Why is it that we feel we can pick a name out of the insurance provider book or take any old resident on call that we've never met and find that acceptable?  Why is it that even when things are bad, when he doesn't respect our choices or does things to us or our babies that we asked him not to or speaks condescendingly towards us....why is it that women accept that?

A huge part of that inability to break up with your OB is because we've developed an intimate relationship with them.  Whether we like it or not, the moment we get on that table for an exam or discuss our sex lives or allow them to see us naked, things change.  The doctor or midwife doesn't necessarily notice.  For them, it more than likely is just another body, another cervix, another day at the office.  (There are many providers who DO break that pattern, however, and thank God for them.)  But we now, whether we birth with them or not, feel a connection.  We've revealed more of ourselves and are more vulnerable than we were before.  For many women, it's understandably hard to just cut that tie after such vulnerability.  

And if that's not enough, then there's the actual birth.

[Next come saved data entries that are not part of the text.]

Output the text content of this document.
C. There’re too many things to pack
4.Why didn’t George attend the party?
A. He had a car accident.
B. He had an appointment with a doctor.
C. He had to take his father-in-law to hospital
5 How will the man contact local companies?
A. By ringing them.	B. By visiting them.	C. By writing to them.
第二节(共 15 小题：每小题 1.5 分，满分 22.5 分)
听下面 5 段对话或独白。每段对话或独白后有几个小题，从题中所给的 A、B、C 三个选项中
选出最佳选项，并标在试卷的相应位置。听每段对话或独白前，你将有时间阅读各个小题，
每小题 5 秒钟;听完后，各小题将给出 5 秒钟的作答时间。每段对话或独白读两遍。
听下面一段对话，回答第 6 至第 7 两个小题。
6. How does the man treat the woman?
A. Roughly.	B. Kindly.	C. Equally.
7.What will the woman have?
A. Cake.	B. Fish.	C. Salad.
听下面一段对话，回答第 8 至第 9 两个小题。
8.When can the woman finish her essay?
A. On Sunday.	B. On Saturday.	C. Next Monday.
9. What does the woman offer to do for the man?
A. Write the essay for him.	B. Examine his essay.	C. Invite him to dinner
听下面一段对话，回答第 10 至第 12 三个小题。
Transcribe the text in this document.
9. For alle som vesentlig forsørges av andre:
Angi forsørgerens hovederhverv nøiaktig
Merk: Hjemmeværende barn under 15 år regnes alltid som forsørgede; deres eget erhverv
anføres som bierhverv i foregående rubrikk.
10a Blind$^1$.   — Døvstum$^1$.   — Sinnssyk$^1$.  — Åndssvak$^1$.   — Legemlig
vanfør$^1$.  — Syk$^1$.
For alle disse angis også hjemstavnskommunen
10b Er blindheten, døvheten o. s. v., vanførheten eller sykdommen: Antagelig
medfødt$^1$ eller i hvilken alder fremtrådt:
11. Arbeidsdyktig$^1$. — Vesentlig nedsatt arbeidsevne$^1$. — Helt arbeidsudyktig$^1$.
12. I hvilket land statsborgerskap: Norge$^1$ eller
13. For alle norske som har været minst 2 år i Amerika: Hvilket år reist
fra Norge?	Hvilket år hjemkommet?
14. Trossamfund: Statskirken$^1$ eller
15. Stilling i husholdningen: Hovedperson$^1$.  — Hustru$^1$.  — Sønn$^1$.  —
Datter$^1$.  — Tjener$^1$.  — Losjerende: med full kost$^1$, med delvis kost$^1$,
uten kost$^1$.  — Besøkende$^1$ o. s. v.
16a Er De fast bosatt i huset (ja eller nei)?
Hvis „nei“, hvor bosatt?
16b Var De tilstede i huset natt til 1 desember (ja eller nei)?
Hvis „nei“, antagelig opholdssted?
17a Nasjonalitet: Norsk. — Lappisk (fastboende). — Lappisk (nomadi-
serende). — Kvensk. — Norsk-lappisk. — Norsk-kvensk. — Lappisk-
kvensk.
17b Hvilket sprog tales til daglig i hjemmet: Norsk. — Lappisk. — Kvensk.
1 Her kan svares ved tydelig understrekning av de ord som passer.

And in flows the oxytocin.

Most of you probably know what that is but in case you don't, oxytocin is the "love hormone."  It's the hormone that helps bond you deeply to another human being.  It is released in torrential amounts in the female body during three significant moments - orgasm, natural birth, and breastfeeding.  It literally bonds you to the person you are with and thank God for it.  When used correctly, it becomes the superglue that chemically bonds two people together.  It strengthens marriages and mother/baby bonds and helps us overlook faults and stay in relationships.  It's beautiful and awesome and a gift from God.  Yay oxytocin!

When used in a disordered way, say in premarital sex, it causes heartbreak and unhealthy attachments.
See where I'm going with this?
This oxytocin flooding our body during birth bonds us to our babies and husbands, yes, but it can also give us an (admittedly much lesser) bond with the other people in the room as well.  And that, I believe, is one of the reasons women seem to feel a sort of loyalty to their provider even if the provider's treatment is less than acceptable.

  It's interesting to note here, too, that for most of history, a woman's birth was attended by other women, usually sisters, mother, aunts, and cousins.  If my little theory holds up, then birth would have strengthened the bond with those women in her life, something that to me, seems more natural and desirable.  This, the profound physical intimacy of birth as well as that oxytocin bond are just some of the factors that have made me personally more and more uncomfortable with the very modern trend of the majority of birth attendants being male.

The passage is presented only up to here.